Красиво излагает. Я тоже что-то подобное ощутил, но не сумел бы точно сформулировать.
— А если меня срочно вызовут в Москву?
— Приказ есть приказ, — пожимает плечами мой парадоксальный коллега. — Когда и как его исполнять, решай сам. Сейчас нужно время, чтобы в Центре все утряслось и стало на место. У происходящего наверняка есть какой-то скрытый смысл. Жаль, что я его не улавливаю.
Ага. Если перевести намек с хитрого еврейского на русский язык, обнаруживается совет: игнорировать отзыв в Москву, но не предавать ИНО и тянуть время, авось все само образуется. Страусиная политика. Но мудрая. Потому что альтернатива — ехать в Москву, там мочить Слуцкого за смерть мамы — мудростью не блещет.
С опасной темы разговор соскальзывает на обычные деловые, словно мы оба устали бродить по лезвию ножа. Я рассказываю о задании СД: наладить канал информации о частях РККА, дислоцированных вдоль польской границы.
— Почему вы, а не Абвер? — живо интересуется Серебрянский.
— Они нередко дублируют друг друга, конкурируют, Гейдрих строит козни Канарису. Плюс мой так называемый дядюшка загорелся идеей опробовать меня во всех видах спецопераций. Чисто разведывательная задача, вербовка осведомителя на территории потенциального противника.
— Забавно, — первый раз за вечер мой собеседник улыбается уголком рта. — Неужели твои шефы не знают, что германцев здесь терпеть не могут еще с Империалистической войны?
— В курсе. Поэтому граф предложил вспомнить кое-что из моего юношеского опыта, когда летом приезжал в Минск к бабушке. Тут же смесь разных народов — белорусы, поляки, евреи, русские. Панам до сих пор благоволят многие, несмотря на агитацию про «белополяков».
— Будешь вербовать от имени Дефензивы? Одобряю. И даже подкину тебе информатора.
Подарок так подарок!
— Спасибо, но лучше без этого. Я уж усвоил, что количество людей, обо мне осведомленных, в геометрической прогрессии увеличивает шанс провала. Боря и капитан Чеботарев сдали бы меня за секунду, попав на вечеринку в Гестапо.
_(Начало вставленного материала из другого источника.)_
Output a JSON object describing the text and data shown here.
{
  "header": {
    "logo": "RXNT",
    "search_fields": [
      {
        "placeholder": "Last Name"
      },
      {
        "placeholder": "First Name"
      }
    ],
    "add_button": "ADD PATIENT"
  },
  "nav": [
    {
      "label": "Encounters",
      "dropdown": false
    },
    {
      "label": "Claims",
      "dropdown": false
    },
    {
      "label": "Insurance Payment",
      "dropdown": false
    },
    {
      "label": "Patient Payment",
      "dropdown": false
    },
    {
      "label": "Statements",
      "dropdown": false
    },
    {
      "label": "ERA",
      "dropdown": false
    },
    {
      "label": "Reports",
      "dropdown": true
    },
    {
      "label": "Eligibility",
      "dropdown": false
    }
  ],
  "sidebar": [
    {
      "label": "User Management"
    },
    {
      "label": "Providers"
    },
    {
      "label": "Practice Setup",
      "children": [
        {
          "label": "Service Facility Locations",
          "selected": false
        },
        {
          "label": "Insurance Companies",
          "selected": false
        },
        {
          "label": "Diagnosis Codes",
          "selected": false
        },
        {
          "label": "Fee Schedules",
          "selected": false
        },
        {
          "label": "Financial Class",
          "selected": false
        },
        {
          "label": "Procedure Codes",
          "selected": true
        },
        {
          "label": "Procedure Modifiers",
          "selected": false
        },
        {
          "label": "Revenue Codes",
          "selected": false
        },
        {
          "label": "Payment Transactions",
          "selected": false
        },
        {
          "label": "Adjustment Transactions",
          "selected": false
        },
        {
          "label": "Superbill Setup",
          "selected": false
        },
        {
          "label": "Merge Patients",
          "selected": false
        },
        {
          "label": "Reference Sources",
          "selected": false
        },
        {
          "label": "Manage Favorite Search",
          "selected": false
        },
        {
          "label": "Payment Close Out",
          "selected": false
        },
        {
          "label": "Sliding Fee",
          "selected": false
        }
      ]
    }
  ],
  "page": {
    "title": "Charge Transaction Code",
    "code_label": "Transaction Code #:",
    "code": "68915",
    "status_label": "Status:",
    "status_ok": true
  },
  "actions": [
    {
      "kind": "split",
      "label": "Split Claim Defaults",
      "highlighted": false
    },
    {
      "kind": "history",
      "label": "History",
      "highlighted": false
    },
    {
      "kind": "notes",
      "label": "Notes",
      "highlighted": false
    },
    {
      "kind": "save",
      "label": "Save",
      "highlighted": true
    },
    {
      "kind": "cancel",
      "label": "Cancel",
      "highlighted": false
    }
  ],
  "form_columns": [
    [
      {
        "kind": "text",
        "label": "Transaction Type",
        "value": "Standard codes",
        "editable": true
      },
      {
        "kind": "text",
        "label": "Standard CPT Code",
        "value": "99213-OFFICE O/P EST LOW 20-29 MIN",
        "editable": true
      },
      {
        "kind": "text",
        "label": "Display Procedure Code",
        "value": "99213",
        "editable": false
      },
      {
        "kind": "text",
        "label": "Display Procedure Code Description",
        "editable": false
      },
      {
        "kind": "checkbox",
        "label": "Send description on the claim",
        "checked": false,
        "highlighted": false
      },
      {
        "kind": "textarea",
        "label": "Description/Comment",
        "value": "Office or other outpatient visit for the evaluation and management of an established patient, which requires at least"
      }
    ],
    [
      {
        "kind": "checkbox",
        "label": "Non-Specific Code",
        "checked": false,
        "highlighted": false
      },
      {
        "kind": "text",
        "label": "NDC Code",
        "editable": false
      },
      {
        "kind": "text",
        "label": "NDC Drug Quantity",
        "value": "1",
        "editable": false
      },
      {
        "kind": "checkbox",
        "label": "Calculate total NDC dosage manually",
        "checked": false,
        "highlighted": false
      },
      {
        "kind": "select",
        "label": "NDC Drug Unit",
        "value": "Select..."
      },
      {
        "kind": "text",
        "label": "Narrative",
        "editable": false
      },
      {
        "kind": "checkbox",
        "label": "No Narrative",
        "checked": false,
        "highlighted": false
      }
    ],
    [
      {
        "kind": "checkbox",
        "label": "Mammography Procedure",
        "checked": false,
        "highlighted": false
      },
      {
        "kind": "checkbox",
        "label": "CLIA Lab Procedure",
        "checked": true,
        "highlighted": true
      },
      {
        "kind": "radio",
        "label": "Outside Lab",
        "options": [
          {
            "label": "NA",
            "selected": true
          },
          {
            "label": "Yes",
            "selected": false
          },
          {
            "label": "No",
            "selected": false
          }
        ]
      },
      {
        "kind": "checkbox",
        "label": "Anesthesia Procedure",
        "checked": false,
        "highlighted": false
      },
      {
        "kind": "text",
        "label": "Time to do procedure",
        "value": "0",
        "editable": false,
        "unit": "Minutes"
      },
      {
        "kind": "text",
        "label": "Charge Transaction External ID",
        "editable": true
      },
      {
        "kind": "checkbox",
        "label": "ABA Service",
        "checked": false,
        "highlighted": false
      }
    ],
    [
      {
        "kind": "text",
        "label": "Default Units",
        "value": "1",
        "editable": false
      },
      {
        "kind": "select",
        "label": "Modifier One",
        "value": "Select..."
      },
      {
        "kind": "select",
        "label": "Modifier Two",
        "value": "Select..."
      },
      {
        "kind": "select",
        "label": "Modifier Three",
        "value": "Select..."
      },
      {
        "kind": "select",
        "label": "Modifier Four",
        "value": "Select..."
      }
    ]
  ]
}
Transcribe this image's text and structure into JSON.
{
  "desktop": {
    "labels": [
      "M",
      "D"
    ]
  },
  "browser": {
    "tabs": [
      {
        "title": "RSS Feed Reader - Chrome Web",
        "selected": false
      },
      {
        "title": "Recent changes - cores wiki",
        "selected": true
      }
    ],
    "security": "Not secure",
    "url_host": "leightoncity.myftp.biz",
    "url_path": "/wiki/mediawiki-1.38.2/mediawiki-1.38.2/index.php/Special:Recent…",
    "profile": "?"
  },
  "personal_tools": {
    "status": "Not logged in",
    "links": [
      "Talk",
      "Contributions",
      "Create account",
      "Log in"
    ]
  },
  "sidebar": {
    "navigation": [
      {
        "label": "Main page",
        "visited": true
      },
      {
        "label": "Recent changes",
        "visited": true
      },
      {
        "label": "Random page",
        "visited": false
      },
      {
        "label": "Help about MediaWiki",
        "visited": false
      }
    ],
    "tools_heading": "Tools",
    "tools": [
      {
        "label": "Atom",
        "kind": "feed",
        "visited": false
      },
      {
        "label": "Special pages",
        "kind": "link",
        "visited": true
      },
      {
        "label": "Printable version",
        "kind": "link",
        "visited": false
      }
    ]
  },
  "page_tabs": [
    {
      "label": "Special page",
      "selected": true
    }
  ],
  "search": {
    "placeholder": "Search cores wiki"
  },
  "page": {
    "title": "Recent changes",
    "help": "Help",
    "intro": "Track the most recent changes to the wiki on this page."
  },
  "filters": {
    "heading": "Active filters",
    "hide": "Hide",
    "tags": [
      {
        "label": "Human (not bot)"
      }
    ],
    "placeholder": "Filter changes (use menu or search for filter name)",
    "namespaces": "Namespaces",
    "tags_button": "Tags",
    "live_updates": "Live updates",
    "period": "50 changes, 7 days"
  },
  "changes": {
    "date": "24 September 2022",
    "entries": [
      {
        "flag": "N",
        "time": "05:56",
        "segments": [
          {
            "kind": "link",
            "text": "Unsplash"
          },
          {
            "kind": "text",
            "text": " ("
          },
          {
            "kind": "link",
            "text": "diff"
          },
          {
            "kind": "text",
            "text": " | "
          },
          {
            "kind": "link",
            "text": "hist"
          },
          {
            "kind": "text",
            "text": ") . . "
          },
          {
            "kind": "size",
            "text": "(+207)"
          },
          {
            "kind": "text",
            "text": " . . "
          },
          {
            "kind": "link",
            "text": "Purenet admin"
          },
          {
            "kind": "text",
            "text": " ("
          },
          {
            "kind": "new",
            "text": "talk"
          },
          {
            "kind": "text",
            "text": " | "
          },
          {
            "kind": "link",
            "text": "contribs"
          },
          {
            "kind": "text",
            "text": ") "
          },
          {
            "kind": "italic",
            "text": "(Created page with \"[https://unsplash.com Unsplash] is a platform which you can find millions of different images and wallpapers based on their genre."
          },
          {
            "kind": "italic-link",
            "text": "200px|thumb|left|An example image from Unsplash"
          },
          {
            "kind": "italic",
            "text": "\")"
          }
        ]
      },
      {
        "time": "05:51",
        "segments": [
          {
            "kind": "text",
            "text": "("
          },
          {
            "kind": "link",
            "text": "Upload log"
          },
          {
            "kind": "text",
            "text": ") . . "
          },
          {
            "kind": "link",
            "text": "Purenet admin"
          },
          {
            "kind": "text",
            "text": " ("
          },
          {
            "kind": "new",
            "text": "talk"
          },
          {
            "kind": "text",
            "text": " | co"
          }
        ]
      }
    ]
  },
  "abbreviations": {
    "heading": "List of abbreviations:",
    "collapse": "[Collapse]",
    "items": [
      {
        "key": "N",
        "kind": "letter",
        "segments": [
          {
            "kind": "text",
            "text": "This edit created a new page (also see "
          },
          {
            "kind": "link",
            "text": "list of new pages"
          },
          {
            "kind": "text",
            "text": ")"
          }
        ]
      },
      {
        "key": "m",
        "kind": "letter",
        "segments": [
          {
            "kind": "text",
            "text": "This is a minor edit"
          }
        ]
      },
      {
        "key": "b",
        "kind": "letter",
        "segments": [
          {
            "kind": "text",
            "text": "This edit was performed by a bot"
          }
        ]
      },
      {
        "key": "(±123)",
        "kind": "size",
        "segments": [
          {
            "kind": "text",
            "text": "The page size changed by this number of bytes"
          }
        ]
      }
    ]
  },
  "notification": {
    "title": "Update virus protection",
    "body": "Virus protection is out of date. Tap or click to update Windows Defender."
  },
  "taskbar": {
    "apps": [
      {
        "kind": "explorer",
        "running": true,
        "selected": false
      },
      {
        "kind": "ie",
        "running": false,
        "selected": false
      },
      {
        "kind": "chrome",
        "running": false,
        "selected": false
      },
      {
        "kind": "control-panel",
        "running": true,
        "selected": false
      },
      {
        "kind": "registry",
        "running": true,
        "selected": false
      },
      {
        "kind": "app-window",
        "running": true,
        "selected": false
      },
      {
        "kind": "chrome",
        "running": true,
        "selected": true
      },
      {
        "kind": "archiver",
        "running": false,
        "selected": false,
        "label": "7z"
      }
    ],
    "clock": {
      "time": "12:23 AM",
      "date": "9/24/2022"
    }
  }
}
— Не трусь. Прими как официальный приказ. На дезе не спалимся. Девяносто процентов будет правдой — несекретной или не приносящей ущерба армии. Сдашь агента другому куратору, через полгода наш человек сам оборвет связь. Устраивает?
— Если это официальный приказ, то слово «устраивает» лишено смысла. Исполняю.
Яков перегибается через стол и кладет теплую ладонь на мой кулак.
— Не дуйся. Делаем серьезное дело. Немцы еще от Версаля не очухались, а туда же — прощупывать армии соседних стран. Воевать с нами собрались, что ли?
— Если верить «Майн кампф», то не только с нами.
— Веры им нет ни в чем… — он перескакивает на неприятный для меня момент. — Что мне доложить по поводу Валленштайна?
— Хорошо, что понимаете — докладывать нечего. Приемный дядюшка прет в гору по карьерной лестнице, захлебываясь от восторга. Вербовать его — чистое безумие.
— Да, перемудрил Слуцкий. Шпион открылся тебе в камере? Достаточно! Отличная зацепка тащить в подвал и колоть.